Retrieval Divergence
Coming soon
Does a behavioral specification change what information an AI retrieves, not just how it responds? We are running a study across multiple memory systems (Mem0, Letta, Supermemory) and Base Layer to measure retrieval divergence on the same fact store. Results forthcoming.
Known Failure Modes
Where the system breaks
Every system has failure modes. We document ours publicly so you know what to expect, how we caught each problem, and what we did about it. Hiding failures doesn’t make them go away. Showing them builds the trust that lets you use the system seriously.
8 documented failure modes. Topic skew (fixed via 73-word guard), sycophancy amplification (verified via stacking study, mitigated architecturally), thin data overconfidence (partially fixed, density matters), cognitive anchoring (fixed via blind authoring), pronoun effects (open research question), extraction positional bias (fixed via chunking), ceremonial pipeline steps (10 of 14 cut after ablation), and provenance gap (fixed by re-adding Embed step).
GPT Memory Stacking
Coming soon
Does a Base Layer identity model improve AI interaction quality when stacked on top of platform memory (ChatGPT’s built-in memory)?

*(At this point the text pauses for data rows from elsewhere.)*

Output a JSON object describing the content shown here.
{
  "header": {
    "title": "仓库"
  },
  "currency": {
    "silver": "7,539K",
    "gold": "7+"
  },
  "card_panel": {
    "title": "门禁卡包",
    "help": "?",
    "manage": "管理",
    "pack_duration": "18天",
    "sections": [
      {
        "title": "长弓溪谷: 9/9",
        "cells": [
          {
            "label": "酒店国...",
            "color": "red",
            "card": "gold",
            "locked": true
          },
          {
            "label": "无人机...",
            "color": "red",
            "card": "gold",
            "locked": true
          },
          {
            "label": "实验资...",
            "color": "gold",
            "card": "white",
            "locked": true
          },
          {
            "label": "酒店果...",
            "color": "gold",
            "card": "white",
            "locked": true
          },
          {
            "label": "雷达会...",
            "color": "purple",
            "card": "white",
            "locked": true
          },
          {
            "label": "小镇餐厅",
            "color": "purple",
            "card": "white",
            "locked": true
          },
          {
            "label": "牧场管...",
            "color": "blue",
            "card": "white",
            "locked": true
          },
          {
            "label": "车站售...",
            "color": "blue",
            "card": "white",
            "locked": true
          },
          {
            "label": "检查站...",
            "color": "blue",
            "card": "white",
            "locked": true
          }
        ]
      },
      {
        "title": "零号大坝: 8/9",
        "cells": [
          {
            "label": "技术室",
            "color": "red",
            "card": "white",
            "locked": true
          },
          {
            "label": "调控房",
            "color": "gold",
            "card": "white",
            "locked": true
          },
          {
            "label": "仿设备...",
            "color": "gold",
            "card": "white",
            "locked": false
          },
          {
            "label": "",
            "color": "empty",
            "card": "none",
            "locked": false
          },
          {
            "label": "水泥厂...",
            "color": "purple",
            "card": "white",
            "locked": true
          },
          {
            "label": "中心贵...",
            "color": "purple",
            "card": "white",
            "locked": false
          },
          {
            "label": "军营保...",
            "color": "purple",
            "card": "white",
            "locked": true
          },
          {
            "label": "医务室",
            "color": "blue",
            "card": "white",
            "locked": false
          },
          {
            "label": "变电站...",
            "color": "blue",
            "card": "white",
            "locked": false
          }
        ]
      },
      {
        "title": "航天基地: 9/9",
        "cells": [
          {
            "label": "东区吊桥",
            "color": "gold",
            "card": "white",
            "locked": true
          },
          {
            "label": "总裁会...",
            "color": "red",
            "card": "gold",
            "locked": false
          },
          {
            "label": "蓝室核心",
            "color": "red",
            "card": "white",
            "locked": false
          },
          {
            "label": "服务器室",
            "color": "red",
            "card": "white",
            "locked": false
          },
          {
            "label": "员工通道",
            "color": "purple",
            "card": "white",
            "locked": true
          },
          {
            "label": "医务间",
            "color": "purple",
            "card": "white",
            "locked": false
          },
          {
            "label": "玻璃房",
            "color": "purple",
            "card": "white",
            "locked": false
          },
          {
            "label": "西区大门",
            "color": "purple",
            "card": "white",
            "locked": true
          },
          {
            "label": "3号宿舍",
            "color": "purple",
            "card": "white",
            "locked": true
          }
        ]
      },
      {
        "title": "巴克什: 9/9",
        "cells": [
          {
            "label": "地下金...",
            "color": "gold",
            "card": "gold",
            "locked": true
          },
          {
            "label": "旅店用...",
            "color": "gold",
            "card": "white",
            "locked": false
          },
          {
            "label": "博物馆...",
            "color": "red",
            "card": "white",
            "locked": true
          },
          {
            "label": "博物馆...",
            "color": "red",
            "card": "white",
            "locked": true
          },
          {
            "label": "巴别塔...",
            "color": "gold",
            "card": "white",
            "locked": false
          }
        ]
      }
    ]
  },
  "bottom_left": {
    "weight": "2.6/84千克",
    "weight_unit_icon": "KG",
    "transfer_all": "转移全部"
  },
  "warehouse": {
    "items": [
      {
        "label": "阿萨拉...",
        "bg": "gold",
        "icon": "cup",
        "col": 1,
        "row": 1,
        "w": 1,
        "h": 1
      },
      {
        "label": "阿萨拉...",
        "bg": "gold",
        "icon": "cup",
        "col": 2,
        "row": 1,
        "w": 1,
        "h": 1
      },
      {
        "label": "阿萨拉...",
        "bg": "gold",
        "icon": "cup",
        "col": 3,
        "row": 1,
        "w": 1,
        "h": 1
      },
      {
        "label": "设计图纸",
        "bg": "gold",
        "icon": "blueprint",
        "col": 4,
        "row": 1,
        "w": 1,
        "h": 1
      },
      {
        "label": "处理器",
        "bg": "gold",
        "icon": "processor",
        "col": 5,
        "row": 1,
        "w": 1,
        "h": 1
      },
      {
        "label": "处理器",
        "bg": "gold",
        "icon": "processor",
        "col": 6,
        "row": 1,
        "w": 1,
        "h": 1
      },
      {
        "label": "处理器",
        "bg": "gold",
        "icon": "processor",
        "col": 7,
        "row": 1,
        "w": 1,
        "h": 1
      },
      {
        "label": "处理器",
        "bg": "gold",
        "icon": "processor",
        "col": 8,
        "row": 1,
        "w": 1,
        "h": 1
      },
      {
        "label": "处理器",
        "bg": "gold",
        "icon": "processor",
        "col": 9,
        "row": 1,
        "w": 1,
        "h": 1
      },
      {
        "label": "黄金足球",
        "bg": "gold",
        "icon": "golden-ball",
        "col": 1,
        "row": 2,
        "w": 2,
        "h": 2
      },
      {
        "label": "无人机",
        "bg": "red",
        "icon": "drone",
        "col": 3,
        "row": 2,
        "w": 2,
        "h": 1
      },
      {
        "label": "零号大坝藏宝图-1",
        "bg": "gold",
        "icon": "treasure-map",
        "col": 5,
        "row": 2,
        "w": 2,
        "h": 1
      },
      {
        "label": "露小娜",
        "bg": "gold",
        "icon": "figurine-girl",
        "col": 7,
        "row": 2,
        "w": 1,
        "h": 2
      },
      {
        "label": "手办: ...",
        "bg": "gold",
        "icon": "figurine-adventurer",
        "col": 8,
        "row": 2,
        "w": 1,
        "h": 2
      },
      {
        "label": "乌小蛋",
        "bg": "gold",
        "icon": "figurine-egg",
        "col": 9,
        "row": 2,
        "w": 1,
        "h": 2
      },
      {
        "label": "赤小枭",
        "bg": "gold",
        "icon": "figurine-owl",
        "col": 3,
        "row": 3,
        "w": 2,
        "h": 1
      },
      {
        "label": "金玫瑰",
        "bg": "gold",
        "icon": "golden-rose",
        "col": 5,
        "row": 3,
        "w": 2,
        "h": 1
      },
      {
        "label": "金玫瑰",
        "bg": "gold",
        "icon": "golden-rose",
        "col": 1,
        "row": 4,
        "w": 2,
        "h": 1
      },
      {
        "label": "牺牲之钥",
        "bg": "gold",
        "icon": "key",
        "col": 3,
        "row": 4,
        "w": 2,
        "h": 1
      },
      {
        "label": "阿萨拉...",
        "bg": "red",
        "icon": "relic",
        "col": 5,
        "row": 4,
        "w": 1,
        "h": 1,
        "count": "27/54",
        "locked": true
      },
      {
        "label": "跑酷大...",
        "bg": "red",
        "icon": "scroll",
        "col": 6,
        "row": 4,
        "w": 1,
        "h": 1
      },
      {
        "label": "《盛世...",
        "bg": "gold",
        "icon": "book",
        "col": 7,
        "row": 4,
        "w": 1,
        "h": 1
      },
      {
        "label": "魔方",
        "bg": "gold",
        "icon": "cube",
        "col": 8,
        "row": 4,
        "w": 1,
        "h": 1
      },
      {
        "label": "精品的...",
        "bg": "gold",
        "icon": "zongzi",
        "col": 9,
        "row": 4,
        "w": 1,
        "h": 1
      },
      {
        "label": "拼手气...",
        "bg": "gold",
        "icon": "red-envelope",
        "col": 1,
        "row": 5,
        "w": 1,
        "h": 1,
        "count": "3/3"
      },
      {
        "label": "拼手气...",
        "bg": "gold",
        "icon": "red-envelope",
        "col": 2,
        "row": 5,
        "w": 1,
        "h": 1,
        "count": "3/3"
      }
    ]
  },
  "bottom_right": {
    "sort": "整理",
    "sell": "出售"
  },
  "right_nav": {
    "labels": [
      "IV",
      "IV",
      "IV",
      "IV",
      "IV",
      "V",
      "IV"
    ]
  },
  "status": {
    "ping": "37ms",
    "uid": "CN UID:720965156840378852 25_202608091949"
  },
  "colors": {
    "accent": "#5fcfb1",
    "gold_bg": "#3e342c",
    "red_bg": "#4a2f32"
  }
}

We logged 100 responses across 5 conditions — GPT memory only, full model, granular files, fresh context, and no memory — to measure the interaction quality difference.
100 responses, 5 conditions, scoring in progress. Results will include per-condition quality scores and analysis of whether platform memory complements or conflicts with identity model injection.
Behavioral Grammar
46 predicates, formally specified
Before predicates, 57% of extracted facts started with “The user is...”, generic LLM artifacts that inflated scores and wasted tokens. The fix: a constrained vocabulary of 46 verbs that force the extraction model to classify every fact into a structured triple: {subject, predicate, object}.
This is not a knowledge graph. It is a behavioral grammar, a finite set of verbs that can describe how any human thinks, acts, values, fears, builds, and relates. The vocabulary is organized into five categories: cognitive (believes, values, fears), behavioral (practices, avoids, builds), relational (collaborates, mentors, trusts), contextual (works_at, lives_in), and experiential (experienced, struggled_with).
46 predicates. Epistemic precision over convenience: “attended” is not “graduated_from,” “wants_to” is not “aspires_to.” Behavioral predicates (values, avoids, fears) are the most predictive for identity compression. Biographical predicates (works_at, lives_in) provide context but rarely discriminate.
Coding Agent Study
An honest null result
The drift study showed that structured descriptions change how an AI approaches problems. The natural next question: does that actually make it better at solving them?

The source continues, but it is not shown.